El Paso downtown mixed-use plan depends on demolitions
City Council is expected to decide on Tuesday whether to allow the demolition of two Downtown buildings designed by El Paso architect Henry Trost in the early 1900s.
Although the buildings are not registered as state or national historic landmarks, the Historic Landmark Commission believes they are an important part of El Paso history.
The Borderplex Community Trust, formed by well-known El Paso businessman Bill Sanders and others in 2006 to acquire Downtown buildings for redevelopment, wants to demolish the buildings at 218-222 N. Mesa Street, where Radio Shack, a Chinese restaurant, and a discount store are located, as well as a vacant building at 230 N. Mesa at Mills Avenue, where a Payless ShoeSource store once operated. The plan is to redevelop the area into a mixed-use project.
David Bernard, a lawyer representing the real estate investment trust, said in a previous interview with the El Paso Times that it was not economically feasible to renovate the buildings.
The Historic Landmark Commission voted unanimously on Oct. 22 to deny the buildings' certificate of demolition.
According to city documents, the commission decided that the proposal to demolish the buildings was "inappropriate" since the structures were designed by Trost. Local historians have described Trost as El Paso's most famous and prolific architect.
In addition, the commission determined that the buildings still maintain some original detail on their exterior.
The Historic Preservation Office, which reviews any proposed modifications to the exterior of a building located within a historic district, is asking the City Council to appeal the commission's decision and to approve the plan.
In a memorandum to the mayor and council, Providencia Velazquez, the city's historic preservation officer, said the properties are not registered as state or national historic landmarks, and are not listed in the national register of historic places.
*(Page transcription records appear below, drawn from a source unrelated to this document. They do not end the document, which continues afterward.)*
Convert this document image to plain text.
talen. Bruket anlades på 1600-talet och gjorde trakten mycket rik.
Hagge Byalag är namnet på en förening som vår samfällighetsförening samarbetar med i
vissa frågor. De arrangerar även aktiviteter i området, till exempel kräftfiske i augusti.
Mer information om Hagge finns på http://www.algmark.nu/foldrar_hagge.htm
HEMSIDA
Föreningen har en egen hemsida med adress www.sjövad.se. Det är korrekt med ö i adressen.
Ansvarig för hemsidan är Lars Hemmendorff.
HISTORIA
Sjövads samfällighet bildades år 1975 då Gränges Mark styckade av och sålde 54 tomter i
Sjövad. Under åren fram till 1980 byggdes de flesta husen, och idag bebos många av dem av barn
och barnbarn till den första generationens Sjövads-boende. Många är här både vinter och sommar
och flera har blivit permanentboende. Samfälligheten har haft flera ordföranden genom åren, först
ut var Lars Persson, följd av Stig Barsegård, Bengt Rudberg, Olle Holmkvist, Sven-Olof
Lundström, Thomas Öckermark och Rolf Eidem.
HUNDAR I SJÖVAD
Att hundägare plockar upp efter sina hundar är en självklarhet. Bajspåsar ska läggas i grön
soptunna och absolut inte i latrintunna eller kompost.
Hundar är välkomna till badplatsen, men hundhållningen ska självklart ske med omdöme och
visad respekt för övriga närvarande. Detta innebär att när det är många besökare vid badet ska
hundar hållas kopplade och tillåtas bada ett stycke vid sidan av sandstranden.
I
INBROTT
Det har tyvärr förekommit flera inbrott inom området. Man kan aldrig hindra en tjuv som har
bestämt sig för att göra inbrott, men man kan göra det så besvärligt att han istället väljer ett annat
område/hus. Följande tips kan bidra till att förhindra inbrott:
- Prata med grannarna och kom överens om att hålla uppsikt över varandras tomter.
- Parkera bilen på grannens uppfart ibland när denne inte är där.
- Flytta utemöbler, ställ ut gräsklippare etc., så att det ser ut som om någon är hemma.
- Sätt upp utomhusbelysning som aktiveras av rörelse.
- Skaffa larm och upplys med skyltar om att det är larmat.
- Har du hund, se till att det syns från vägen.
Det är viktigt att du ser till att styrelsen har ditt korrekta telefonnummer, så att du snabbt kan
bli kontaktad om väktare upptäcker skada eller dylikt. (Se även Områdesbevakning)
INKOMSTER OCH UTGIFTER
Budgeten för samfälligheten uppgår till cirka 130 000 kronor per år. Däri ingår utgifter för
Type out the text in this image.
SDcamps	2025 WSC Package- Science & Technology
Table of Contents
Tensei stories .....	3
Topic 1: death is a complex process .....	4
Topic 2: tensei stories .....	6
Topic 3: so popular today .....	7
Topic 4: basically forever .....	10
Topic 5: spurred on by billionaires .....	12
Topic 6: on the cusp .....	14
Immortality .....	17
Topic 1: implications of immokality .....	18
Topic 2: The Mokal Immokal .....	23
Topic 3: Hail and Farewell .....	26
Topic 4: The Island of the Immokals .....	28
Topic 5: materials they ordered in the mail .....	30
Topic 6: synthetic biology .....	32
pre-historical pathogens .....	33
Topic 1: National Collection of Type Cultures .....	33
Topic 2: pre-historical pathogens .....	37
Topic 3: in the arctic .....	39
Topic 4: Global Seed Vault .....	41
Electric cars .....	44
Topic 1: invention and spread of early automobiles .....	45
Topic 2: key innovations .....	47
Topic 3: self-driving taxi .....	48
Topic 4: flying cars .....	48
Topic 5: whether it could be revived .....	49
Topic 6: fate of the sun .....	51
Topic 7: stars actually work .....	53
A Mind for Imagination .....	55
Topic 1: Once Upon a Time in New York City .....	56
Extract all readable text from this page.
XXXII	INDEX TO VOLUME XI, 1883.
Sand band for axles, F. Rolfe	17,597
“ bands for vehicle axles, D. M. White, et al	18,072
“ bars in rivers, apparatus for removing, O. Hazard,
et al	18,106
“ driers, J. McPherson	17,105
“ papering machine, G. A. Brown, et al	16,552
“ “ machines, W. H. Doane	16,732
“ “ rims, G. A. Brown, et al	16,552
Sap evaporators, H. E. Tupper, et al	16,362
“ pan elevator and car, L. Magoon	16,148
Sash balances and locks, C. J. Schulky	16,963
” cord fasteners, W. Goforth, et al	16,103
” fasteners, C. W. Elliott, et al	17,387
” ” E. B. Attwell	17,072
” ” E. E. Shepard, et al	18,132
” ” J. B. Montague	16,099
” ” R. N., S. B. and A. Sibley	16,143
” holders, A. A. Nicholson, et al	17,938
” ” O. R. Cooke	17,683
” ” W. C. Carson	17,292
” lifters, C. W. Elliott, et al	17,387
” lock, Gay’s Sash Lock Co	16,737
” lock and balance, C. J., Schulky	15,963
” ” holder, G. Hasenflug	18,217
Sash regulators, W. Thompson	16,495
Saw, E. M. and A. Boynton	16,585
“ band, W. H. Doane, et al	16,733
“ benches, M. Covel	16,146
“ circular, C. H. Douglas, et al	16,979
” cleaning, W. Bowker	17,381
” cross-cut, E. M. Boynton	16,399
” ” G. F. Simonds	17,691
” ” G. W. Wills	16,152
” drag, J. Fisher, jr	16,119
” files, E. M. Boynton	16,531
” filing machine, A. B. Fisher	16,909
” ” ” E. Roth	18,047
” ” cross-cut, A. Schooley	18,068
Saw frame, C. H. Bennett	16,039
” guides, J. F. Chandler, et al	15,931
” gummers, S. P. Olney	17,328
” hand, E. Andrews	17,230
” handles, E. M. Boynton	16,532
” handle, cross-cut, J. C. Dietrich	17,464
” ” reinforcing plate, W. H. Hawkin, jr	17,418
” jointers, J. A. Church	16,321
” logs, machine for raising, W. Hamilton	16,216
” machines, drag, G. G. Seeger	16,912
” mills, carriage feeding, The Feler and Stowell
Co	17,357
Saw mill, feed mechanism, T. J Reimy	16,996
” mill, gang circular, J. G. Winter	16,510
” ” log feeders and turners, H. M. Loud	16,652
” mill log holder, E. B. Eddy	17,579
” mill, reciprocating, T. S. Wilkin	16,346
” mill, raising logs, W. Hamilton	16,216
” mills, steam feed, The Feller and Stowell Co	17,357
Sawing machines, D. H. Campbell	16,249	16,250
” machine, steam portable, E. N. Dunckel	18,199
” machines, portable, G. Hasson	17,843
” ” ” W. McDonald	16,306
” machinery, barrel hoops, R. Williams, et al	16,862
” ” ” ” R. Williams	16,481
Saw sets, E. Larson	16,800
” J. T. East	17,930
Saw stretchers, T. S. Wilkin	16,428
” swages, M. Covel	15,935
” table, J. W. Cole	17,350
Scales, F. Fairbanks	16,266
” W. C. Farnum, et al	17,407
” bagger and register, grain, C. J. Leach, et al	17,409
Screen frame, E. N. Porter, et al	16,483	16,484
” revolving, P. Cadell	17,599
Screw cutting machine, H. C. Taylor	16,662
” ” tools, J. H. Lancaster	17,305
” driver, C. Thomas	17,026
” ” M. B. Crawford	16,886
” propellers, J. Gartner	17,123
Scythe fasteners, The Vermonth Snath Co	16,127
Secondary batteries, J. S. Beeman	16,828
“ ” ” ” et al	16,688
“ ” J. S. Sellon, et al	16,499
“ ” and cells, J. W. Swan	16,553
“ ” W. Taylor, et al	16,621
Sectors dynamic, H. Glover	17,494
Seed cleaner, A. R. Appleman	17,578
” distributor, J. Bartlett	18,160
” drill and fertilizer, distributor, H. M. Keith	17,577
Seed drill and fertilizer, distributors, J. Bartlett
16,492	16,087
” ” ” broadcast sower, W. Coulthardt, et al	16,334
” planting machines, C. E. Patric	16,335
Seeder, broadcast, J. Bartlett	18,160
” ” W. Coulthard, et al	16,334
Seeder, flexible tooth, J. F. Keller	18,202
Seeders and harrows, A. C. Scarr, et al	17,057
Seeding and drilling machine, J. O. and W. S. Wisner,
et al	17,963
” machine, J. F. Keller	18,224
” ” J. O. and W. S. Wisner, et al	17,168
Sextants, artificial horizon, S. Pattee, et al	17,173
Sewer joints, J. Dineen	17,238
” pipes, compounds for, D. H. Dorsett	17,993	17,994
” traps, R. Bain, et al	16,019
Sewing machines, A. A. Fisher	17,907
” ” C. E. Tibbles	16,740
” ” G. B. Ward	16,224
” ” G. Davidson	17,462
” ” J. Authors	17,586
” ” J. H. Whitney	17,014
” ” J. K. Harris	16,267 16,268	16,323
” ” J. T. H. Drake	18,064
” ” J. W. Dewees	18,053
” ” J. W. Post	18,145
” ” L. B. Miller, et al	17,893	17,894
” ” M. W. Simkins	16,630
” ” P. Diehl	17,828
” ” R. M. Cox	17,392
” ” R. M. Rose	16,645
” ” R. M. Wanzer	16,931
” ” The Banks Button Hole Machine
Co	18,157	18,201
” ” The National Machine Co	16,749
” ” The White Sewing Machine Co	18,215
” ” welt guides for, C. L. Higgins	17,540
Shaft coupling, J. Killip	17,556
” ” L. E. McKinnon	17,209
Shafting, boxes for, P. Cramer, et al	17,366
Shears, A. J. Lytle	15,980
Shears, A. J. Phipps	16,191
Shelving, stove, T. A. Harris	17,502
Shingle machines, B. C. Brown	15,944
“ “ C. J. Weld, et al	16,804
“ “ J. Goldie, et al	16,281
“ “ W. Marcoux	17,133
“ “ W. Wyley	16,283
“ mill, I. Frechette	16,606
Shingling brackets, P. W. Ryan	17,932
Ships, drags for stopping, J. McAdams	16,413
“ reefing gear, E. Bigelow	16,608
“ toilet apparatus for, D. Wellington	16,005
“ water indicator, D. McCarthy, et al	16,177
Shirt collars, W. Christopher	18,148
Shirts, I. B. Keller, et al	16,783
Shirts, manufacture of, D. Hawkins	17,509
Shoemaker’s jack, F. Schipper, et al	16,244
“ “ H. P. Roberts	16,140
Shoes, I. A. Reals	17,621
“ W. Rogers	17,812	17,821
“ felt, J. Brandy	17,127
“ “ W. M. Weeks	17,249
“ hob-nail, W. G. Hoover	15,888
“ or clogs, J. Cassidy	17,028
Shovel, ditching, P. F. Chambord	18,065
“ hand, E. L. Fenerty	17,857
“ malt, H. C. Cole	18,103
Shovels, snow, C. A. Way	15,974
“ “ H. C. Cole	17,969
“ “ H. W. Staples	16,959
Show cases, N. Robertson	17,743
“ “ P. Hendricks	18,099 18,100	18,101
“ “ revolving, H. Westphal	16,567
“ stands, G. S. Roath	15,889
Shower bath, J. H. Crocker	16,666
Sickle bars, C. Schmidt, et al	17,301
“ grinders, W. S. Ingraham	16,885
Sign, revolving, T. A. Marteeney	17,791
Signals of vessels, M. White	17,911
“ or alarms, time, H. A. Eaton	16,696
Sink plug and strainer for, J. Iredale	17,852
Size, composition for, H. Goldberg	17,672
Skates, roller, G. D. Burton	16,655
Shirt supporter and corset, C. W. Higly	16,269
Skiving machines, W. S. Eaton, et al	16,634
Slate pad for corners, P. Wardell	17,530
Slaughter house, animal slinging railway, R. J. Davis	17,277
"The properties no longer portray the environment of a group of people in an area of history characterized by a distinctive architectural style," Velazquez said.
Mayor John Cook said council will have to consider the significance of the buildings to the history of El Paso.
Even though they were designed by Trost, the buildings do not meet the criteria to be recognized as state or national historic landmarks, Cook said.
The mayor said it will be important to look at the plan and what it brings to the table. He said the buildings are located at a very important corner in Downtown -- near the San Jacinto Plaza -- and should not be replaced with a warehouse type of structure.